Joint and Several Liability for Pension-Related Liabilities Under ERISA
Under ERISA, certain obligations related to a defined benefit pension plan’s underfunding may result in liability not only to the employer sponsoring or contributing to the plan but also to other trades or businesses under “common control” with the sponsoring or contributing employer. The ERISA determination turns on the Internal Revenue Code’s “common control” rules, which very generally apply an 80% common ownership test.

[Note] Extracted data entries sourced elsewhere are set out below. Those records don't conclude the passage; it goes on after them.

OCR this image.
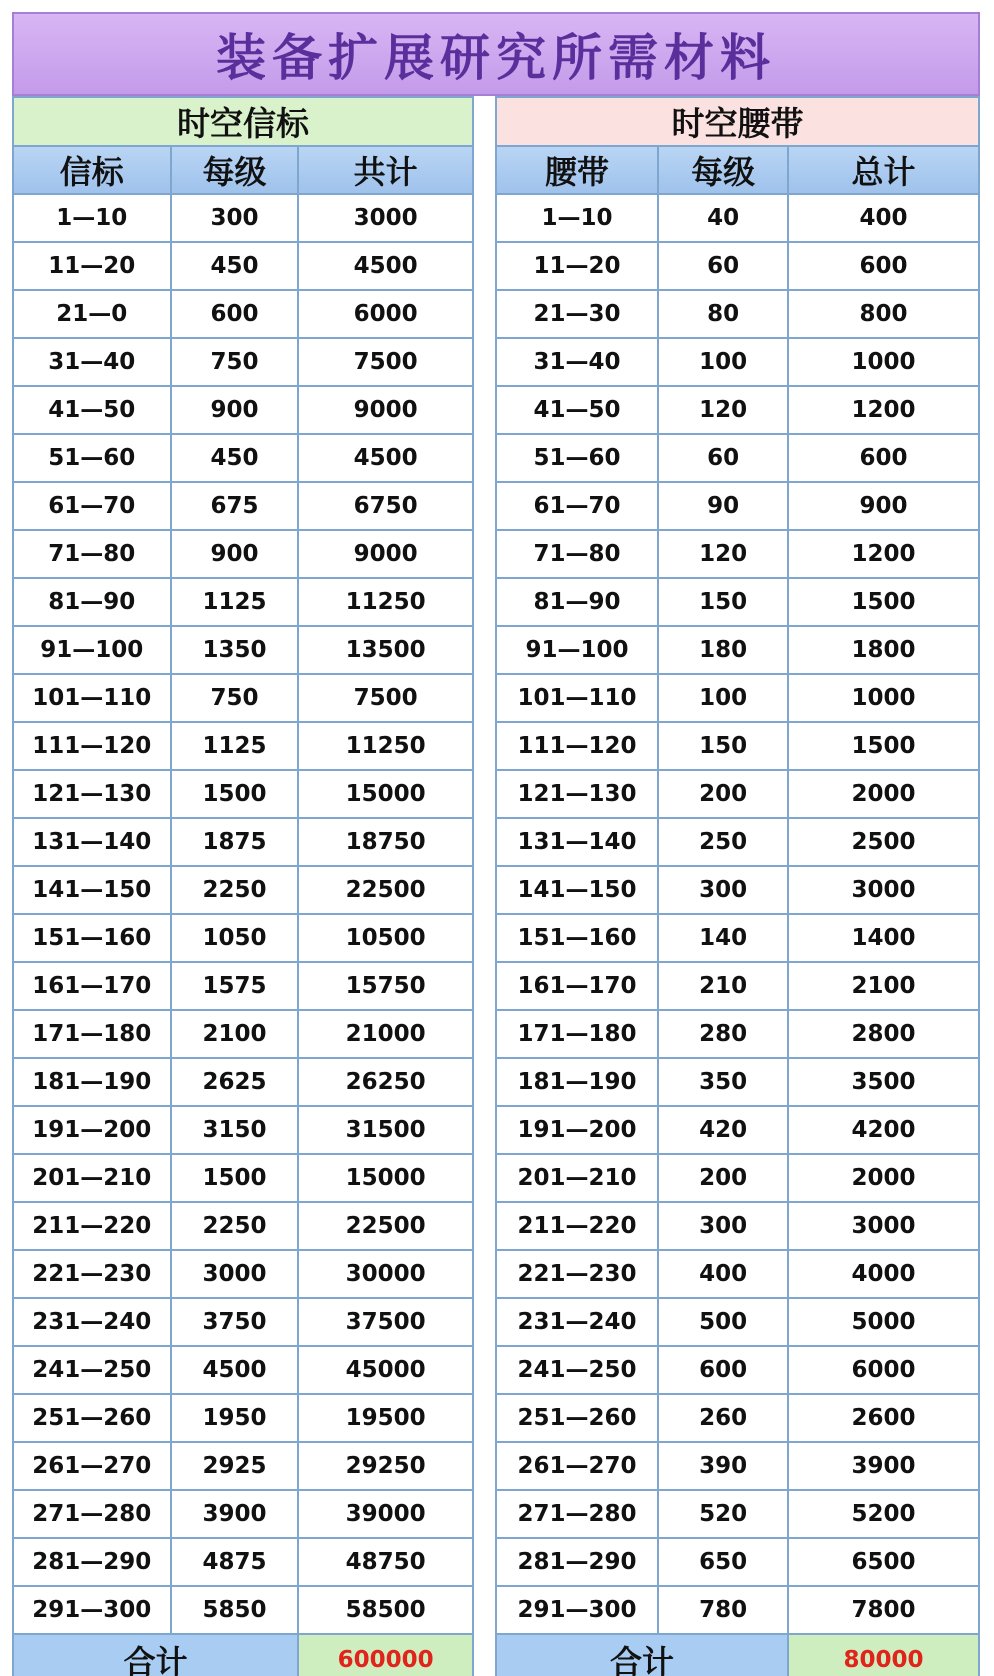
装备扩展研究所需材料
时空信标		
信标	每级	共计
1—10	300	3000
11—20	450	4500
21—0	600	6000
31—40	750	7500
41—50	900	9000
51—60	450	4500
61—70	675	6750
71—80	900	9000
81—90	1125	11250
91—100	1350	13500
101—110	750	7500
111—120	1125	11250
121—130	1500	15000
131—140	1875	18750
141—150	2250	22500
151—160	1050	10500
161—170	1575	15750
171—180	2100	21000
181—190	2625	26250
191—200	3150	31500
201—210	1500	15000
211—220	2250	22500
221—230	3000	30000
231—240	3750	37500
241—250	4500	45000
251—260	1950	19500
261—270	2925	29250
271—280	3900	39000
281—290	4875	48750
291—300	5850	58500
合计		600000
时空腰带		
腰带	每级	总计
1—10	40	400
11—20	60	600
21—30	80	800
31—40	100	1000
41—50	120	1200
51—60	60	600
61—70	90	900
71—80	120	1200
81—90	150	1500
91—100	180	1800
101—110	100	1000
111—120	150	1500
121—130	200	2000
131—140	250	2500
141—150	300	3000
151—160	140	1400
161—170	210	2100
171—180	280	2800
181—190	350	3500
191—200	420	4200
201—210	200	2000
211—220	300	3000
221—230	400	4000
231—240	500	5000
241—250	600	6000
251—260	260	2600
261—270	390	3900
271—280	520	5200
281—290	650	6500
291—300	780	7800
合计		80000
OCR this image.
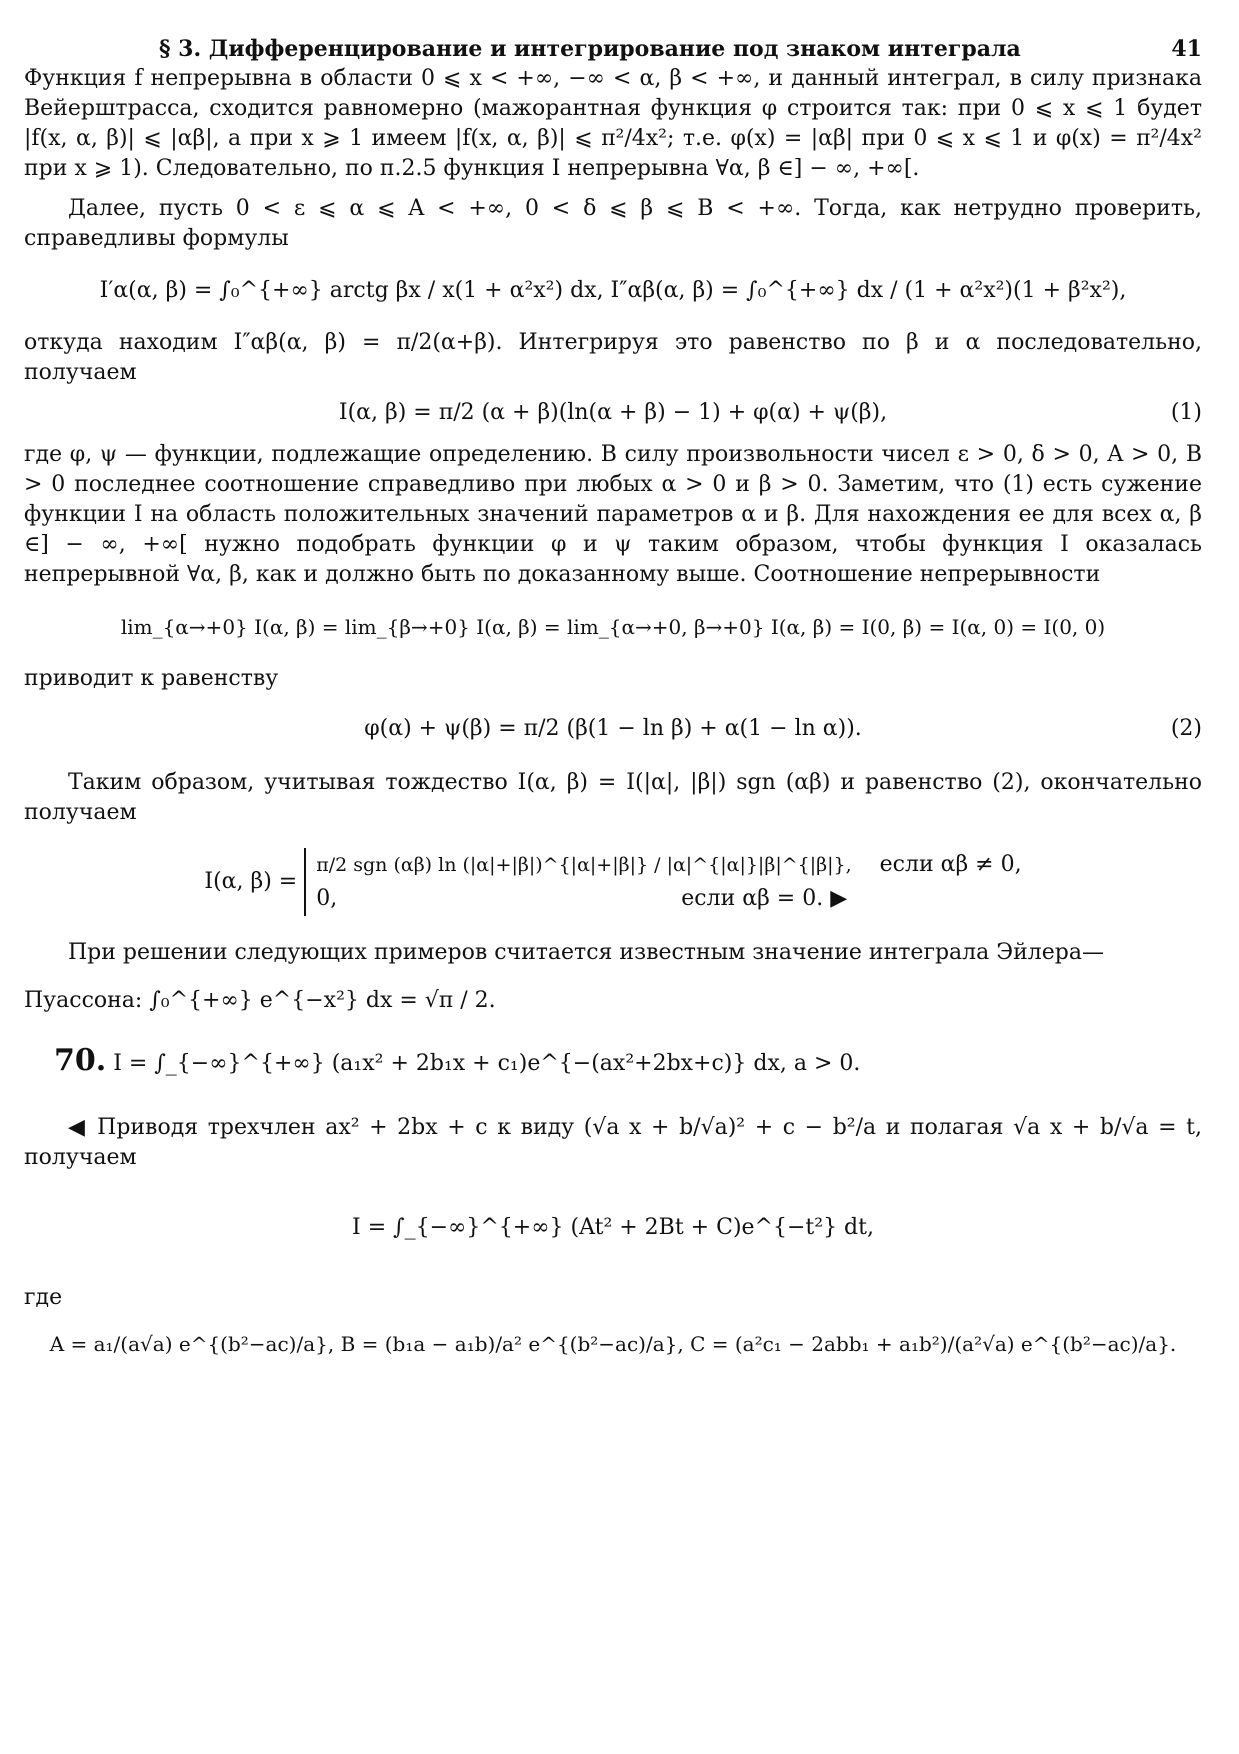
§ 3. Дифференцирование и интегрирование под знаком интеграла	41

Функция f непрерывна в области 0 ⩽ x < +∞, −∞ < α, β < +∞, и данный интеграл, в силу признака Вейерштрасса, сходится равномерно (мажорантная функция φ строится так: при 0 ⩽ x ⩽ 1 будет |f(x, α, β)| ⩽ |αβ|, а при x ⩾ 1 имеем |f(x, α, β)| ⩽ π²/4x²; т.е. φ(x) = |αβ| при 0 ⩽ x ⩽ 1 и φ(x) = π²/4x² при x ⩾ 1). Следовательно, по п.2.5 функция I непрерывна ∀α, β ∈] − ∞, +∞[.

Далее, пусть 0 < ε ⩽ α ⩽ A < +∞, 0 < δ ⩽ β ⩽ B < +∞. Тогда, как нетрудно проверить, справедливы формулы

I′α(α, β) = ∫₀^{+∞} arctg βx / x(1 + α²x²) dx, I″αβ(α, β) = ∫₀^{+∞} dx / (1 + α²x²)(1 + β²x²),

откуда находим I″αβ(α, β) = π/2(α+β). Интегрируя это равенство по β и α последовательно, получаем

I(α, β) = π/2 (α + β)(ln(α + β) − 1) + φ(α) + ψ(β),	(1)

где φ, ψ — функции, подлежащие определению. В силу произвольности чисел ε > 0, δ > 0, A > 0, B > 0 последнее соотношение справедливо при любых α > 0 и β > 0. Заметим, что (1) есть сужение функции I на область положительных значений параметров α и β. Для нахождения ее для всех α, β ∈] − ∞, +∞[ нужно подобрать функции φ и ψ таким образом, чтобы функция I оказалась непрерывной ∀α, β, как и должно быть по доказанному выше. Соотношение непрерывности

lim_{α→+0} I(α, β) = lim_{β→+0} I(α, β) = lim_{α→+0, β→+0} I(α, β) = I(0, β) = I(α, 0) = I(0, 0)

приводит к равенству

φ(α) + ψ(β) = π/2 (β(1 − ln β) + α(1 − ln α)).	(2)

Таким образом, учитывая тождество I(α, β) = I(|α|, |β|) sgn (αβ) и равенство (2), окончательно получаем

I(α, β) =
π/2 sgn (αβ) ln (|α|+|β|)^{|α|+|β|} / |α|^{|α|}|β|^{|β|}, если αβ ≠ 0,
0,	если αβ = 0. ▶

При решении следующих примеров считается известным значение интеграла Эйлера—

Пуассона: ∫₀^{+∞} e^{−x²} dx = √π / 2.
70. I = ∫_{−∞}^{+∞} (a₁x² + 2b₁x + c₁)e^{−(ax²+2bx+c)} dx, a > 0.

◀ Приводя трехчлен ax² + 2bx + c к виду (√a x + b/√a)² + c − b²/a и полагая √a x + b/√a = t, получаем

I = ∫_{−∞}^{+∞} (At² + 2Bt + C)e^{−t²} dt,
где
A = a₁/(a√a) e^{(b²−ac)/a}, B = (b₁a − a₁b)/a² e^{(b²−ac)/a}, C = (a²c₁ − 2abb₁ + a₁b²)/(a²√a) e^{(b²−ac)/a}.
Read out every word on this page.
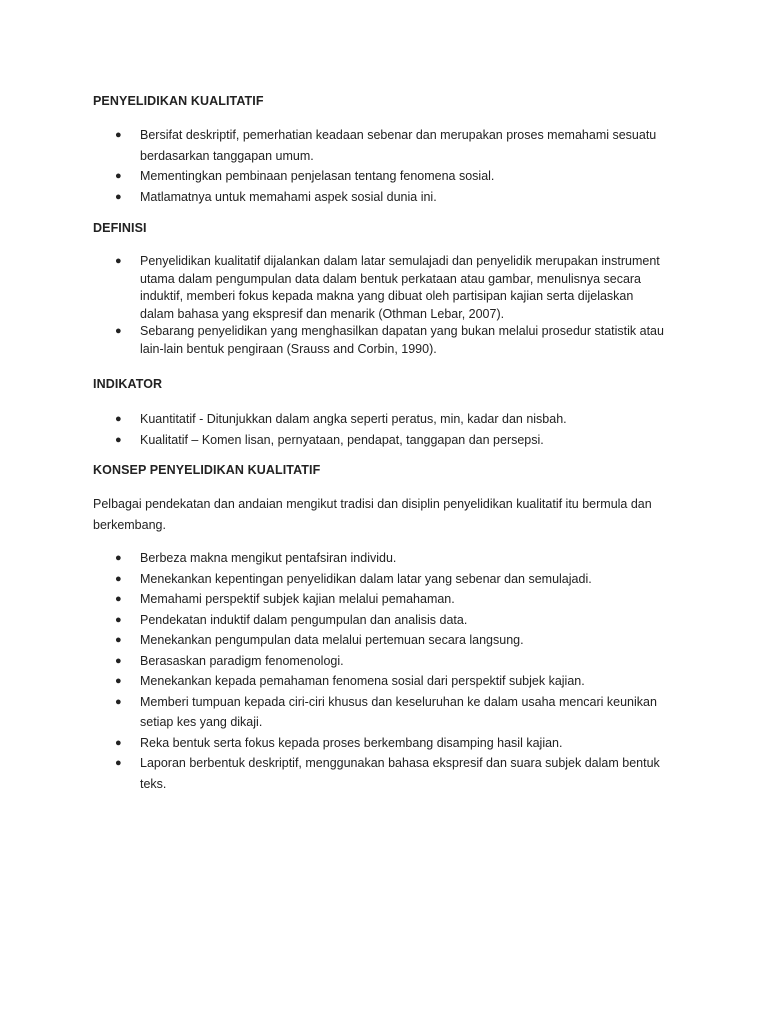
PENYELIDIKAN KUALITATIF
● Bersifat deskriptif, pemerhatian keadaan sebenar dan merupakan proses memahami sesuatu berdasarkan tanggapan umum.
● Mementingkan pembinaan penjelasan tentang fenomena sosial.
● Matlamatnya untuk memahami aspek sosial dunia ini.
DEFINISI
● Penyelidikan kualitatif dijalankan dalam latar semulajadi dan penyelidik merupakan instrument utama dalam pengumpulan data dalam bentuk perkataan atau gambar, menulisnya secara induktif, memberi fokus kepada makna yang dibuat oleh partisipan kajian serta dijelaskan dalam bahasa yang ekspresif dan menarik (Othman Lebar, 2007).
● Sebarang penyelidikan yang menghasilkan dapatan yang bukan melalui prosedur statistik atau lain-lain bentuk pengiraan (Srauss and Corbin, 1990).
INDIKATOR
● Kuantitatif - Ditunjukkan dalam angka seperti peratus, min, kadar dan nisbah.
● Kualitatif – Komen lisan, pernyataan, pendapat, tanggapan dan persepsi.
KONSEP PENYELIDIKAN KUALITATIF

Pelbagai pendekatan dan andaian mengikut tradisi dan disiplin penyelidikan kualitatif itu bermula dan berkembang.

● Berbeza makna mengikut pentafsiran individu.
● Menekankan kepentingan penyelidikan dalam latar yang sebenar dan semulajadi.
● Memahami perspektif subjek kajian melalui pemahaman.
● Pendekatan induktif dalam pengumpulan dan analisis data.
● Menekankan pengumpulan data melalui pertemuan secara langsung.
● Berasaskan paradigm fenomenologi.
● Menekankan kepada pemahaman fenomena sosial dari perspektif subjek kajian.
● Memberi tumpuan kepada ciri-ciri khusus dan keseluruhan ke dalam usaha mencari keunikan setiap kes yang dikaji.
● Reka bentuk serta fokus kepada proses berkembang disamping hasil kajian.
● Laporan berbentuk deskriptif, menggunakan bahasa ekspresif dan suara subjek dalam bentuk teks.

At issue in Sun Capital v. New England Teamsters & Trucking Industry Pension Fund was whether two Sun Capital funds, which indirectly owned 70% and 30% of Scott Brass, could be held jointly and severally liable for the withdrawal liability triggered when the portfolio company ceased contributing to the multiemployer plan. The widely followed case has been marked by several reversals of fortune over the years, as summarized below:
|October 2012||The U.S. District Court for Massachusetts held that the Sun Capital funds were mere investors and not engaged in a “trade or business” and, therefore, were not required to pay Scott Brass’s withdrawal liability.|
|July 2013||Reversing the District Court, the First Circuit endorsed the PBGC’s “investment plus” test, holding that one of the Sun Capital funds was engaged in a “trade or business” and remanded to the District Court for further proceedings.|
|March 2016||On remand, the District Court determined that the other Sun Capital fund was also engaged in a trade or business and held that the two Sun Capital funds had acted jointly to create a “partnership-in-fact” under common control with Scott Brass, with the result that the Sun Capital funds were liable for the portfolio company’s withdrawal liability.|
|November 2019||The First Circuit again reversed the District Court, this time holding that the two funds had not formed a “partnership-in-fact” under common control with Scott Brass and, as a result, neither fund was responsible for Scott Brass’s withdrawal liability.|
In its most recent ruling, the First Circuit agreed with the District Court that the court was required to analyze whether an undocumented “partnership-in-fact” existed that maintained the requisite control to impose liability on the funds. Sun Capital had formed a holding LLC1 to purchase Scott Brass, in which each Sun Capital fund individually had an ownership percentage below the 80% threshold for common control. The First Circuit applied the same analytical framework as the lower court had in 2016, but it determined that, while certain factors weighed in favor of a “partnership-in-fact” (e.g., the same two individuals controlled each fund’s general partner, and the funds pooled resources to identify, acquire and manage portfolio companies, and structure their investments), the preponderance of the factors tilted against the existence of the “partnership-in-fact” (e.g., a lack of intent to form a partnership, meaningfully different fund investors, disclaimers of partnership in the fund documents, separate tax returns and bank accounts, and a lack of parallel investments).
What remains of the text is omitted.